The land of Cabin Without Internet has been invaded by a wifi hotspot provided by my father. For which I am quite grateful at 4 am when sleep eludes me. The room around me is dark and all the beds are filled with sleeping people. The only company I have is a ticking clock and a lonesome moth who thinks to be friends with my glowing screen.
Insomnia is a newer plague in my life. It travels with anxiety, and the past few weeks have been filled with needless anxiety. I have all this worry floating free in my head, just waiting for thoughts to which it can attach. This is one of the reasons that I organize, plan, and am so very good at my job. Knowing I’ve done all that I can do makes the ambient anxiety subside a little. On nights when I lay awake for hours–fretting over things that I know don’t need the attention–I ponder lifestyle and medication. Because one solution would be to restructure my life to eliminate anxiety triggers. The other would be to decide that for whatever reason my biology has deviated far enough from the norm that medication is required for me to be able to support a normal life. Then of course I can spend a long time pondering normal.

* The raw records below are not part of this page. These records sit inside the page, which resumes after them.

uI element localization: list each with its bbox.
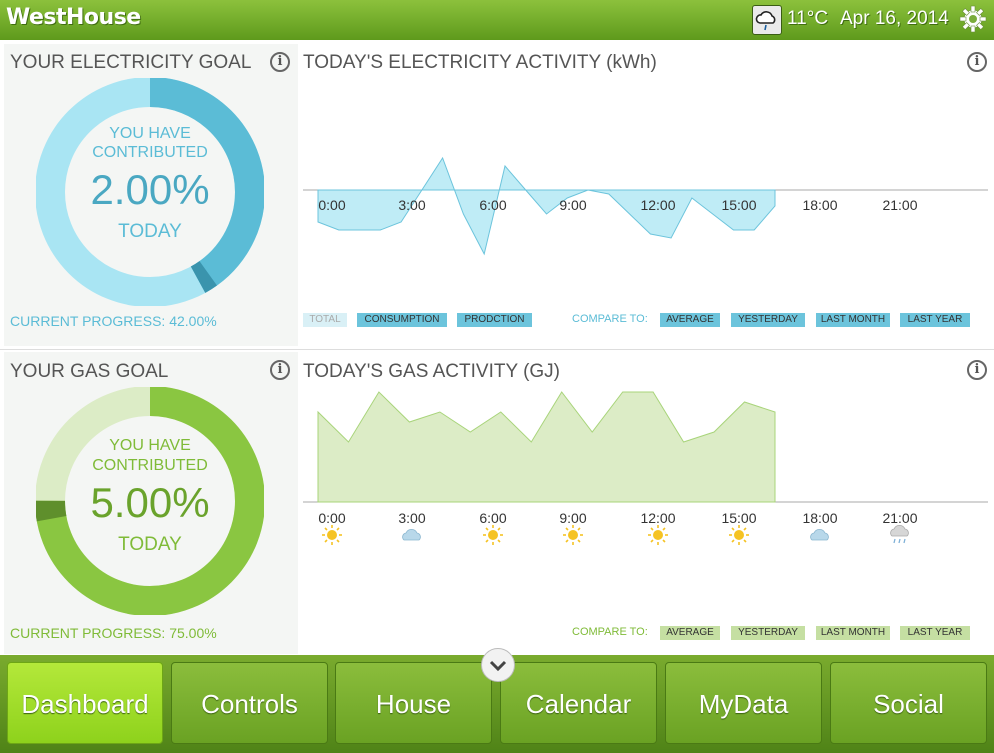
electricity-tick-label: 3:00 [398, 197, 426, 213]
gas-compare-yesterday[interactable]: YESTERDAY [731, 626, 805, 640]
temperature-readout: 11°C [787, 8, 829, 29]
electricity-tick-label: 12:00 [640, 197, 676, 213]
legend-production[interactable]: PRODCTION [457, 313, 532, 327]
info-icon[interactable]: i [967, 360, 987, 380]
electricity-tick-label: 21:00 [882, 197, 918, 213]
sun-icon [563, 525, 583, 545]
electricity-tick-label: 15:00 [721, 197, 757, 213]
info-icon[interactable]: i [967, 52, 987, 72]
electricity-contrib-line1: YOU HAVE [109, 125, 191, 142]
electricity-contrib-line2: CONTRIBUTED [92, 144, 208, 161]
electricity-compare-yesterday[interactable]: YESTERDAY [731, 313, 805, 327]
sun-icon [322, 525, 342, 545]
info-icon[interactable]: i [270, 52, 290, 72]
electricity-tick-label: 18:00 [802, 197, 838, 213]
cloud-icon [402, 529, 421, 541]
nav-social[interactable]: Social [830, 662, 987, 744]
sun-icon [483, 525, 503, 545]
gas-today: TODAY [118, 534, 182, 555]
gas-progress: CURRENT PROGRESS: 75.00% [10, 625, 217, 641]
gas-compare-label: COMPARE TO: [572, 626, 648, 638]
electricity-percent: 2.00% [90, 166, 210, 213]
gas-percent: 5.00% [90, 479, 210, 526]
chevron-down-icon[interactable] [481, 648, 515, 682]
info-icon[interactable]: i [270, 360, 290, 380]
sun-icon [729, 525, 749, 545]
nav-calendar[interactable]: Calendar [500, 662, 657, 744]
section-divider [0, 349, 994, 350]
gear-icon[interactable] [958, 4, 988, 34]
nav-mydata[interactable]: MyData [665, 662, 822, 744]
app-logo: WestHouse [6, 5, 141, 30]
app-root: WestHouse 11°C Apr 16, 2014 YOUR ELECTRI… [0, 0, 994, 753]
nav-dashboard[interactable]: Dashboard [7, 662, 163, 744]
sun-icon [648, 525, 668, 545]
legend-total[interactable]: TOTAL [303, 313, 347, 327]
electricity-compare-average[interactable]: AVERAGE [660, 313, 720, 327]
gas-goal-title: YOUR GAS GOAL [10, 361, 169, 382]
gas-compare-average[interactable]: AVERAGE [660, 626, 720, 640]
electricity-compare-last-month[interactable]: LAST MONTH [816, 313, 890, 327]
legend-consumption[interactable]: CONSUMPTION [357, 313, 447, 327]
nav-controls[interactable]: Controls [171, 662, 328, 744]
top-bar: WestHouse 11°C Apr 16, 2014 [0, 0, 994, 40]
electricity-today: TODAY [118, 221, 182, 242]
electricity-progress: CURRENT PROGRESS: 42.00% [10, 313, 217, 329]
date-readout: Apr 16, 2014 [840, 8, 949, 29]
cloud-icon [810, 529, 829, 541]
gas-contrib-line2: CONTRIBUTED [92, 457, 208, 474]
electricity-activity-title: TODAY'S ELECTRICITY ACTIVITY (kWh) [303, 52, 657, 73]
electricity-compare-label: COMPARE TO: [572, 313, 648, 325]
electricity-tick-label: 6:00 [479, 197, 507, 213]
electricity-chart [303, 156, 988, 256]
gas-chart [303, 391, 988, 503]
gas-compare-last-year[interactable]: LAST YEAR [900, 626, 970, 640]
electricity-tick-label: 0:00 [318, 197, 346, 213]
electricity-tick-label: 9:00 [559, 197, 587, 213]
gas-compare-last-month[interactable]: LAST MONTH [816, 626, 890, 640]
cloud-rain-icon[interactable] [752, 5, 782, 35]
gas-contrib-line1: YOU HAVE [109, 437, 191, 454]
electricity-goal-title: YOUR ELECTRICITY GOAL [10, 52, 252, 73]
nav-house[interactable]: House [335, 662, 492, 744]
electricity-compare-last-year[interactable]: LAST YEAR [900, 313, 970, 327]
rain-icon [890, 525, 909, 544]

Mostly what I truly need is to get out of the dark hours of the night and into the next day when things are invariably better. For tonight this means emptying my brain of a few things by writing them down.
***
I looked at the map of where I was to go. It was a wiggly line right through a green patch of national forest. The much straighter road was closed due to fire and landslide. Google maps gave me two different sets of instructions neither of which matched the verbal instructions offered by my aunt. But we drove anyway, trusting that where there were roads we could at least find our way back. Driving an unfamiliar route makes me a little nervous. Canyon roads with steep drop offs require focused attention, not only to keep the car on the road, but also to keep my imagination from supplying imagery of what would happen if I drove carelessly just there. Throw in an intermittent torrential rain, and the last hour of my drive was quite interesting. But we found the cabin and all is well.
***
“You have to come see this Aunt Sandra!” Three sets of eyes were focused on me. Gleek, Niece7, and Niece7A all were quite intent upon showing me their fairy circle. I was given a tour through the enchanted grove, the fairy circle, the boundary, and led to the place where a deer died some years ago leaving only bones behind. The girls were solemn as they showed me the bones. They informed me that the rain was because the sky was crying over the deer. Then they dashed back through the trees to their fairy circle. For them the trees around the cabin are a magical realm. They become fae, fairies, and mermaids. I shall be quite interested to see the game involve to include additional cousins as they arrive. Gleek shapes the game, names the places, makes declarations. The younger girls are quite happy to be led and add their own embellishments. They are going to have a magical weekend. I watch the three of them together. Gleek is a head taller than the other two. She is eleven and it is quite possible that this summer is her last one as a child. Some girls still play pretend at twelve, but for this summer I am glad to see that Gleek can still imagine a whole realm into existence. I wish I could photograph the woods as she imagines them to be.
***
I rather like the quiet and the dark now that I am being awake in it instead of fruitlessly attempting to sleep. It is almost like I can absorb the solitude into my skin like a balm. I feel it soak in, and something coiled tight begins to unwind. For this hour I am free of expectation. I do not disappoint anyone, not even myself. It is strange that this freedom is so tangible even when I know that most of the weight I feel from expectation is things I put on myself. I am the only one who expects me to get everything right all the time. Perhaps the insomnia is my inner self rebelling against all the things I assign myself. It seeks the quiet dark which is timeless and alone. Dark is not required. I find some of the same feeling when I sit on my front porch in the evening or my hammock swings at any time of day. It is probable that a good portion of my summer stress is merely introvert starved of solitude.
***
My thoughts unwind and slow. Perhaps sleep will come to me now that I’ve slowed down enough for it to catch up.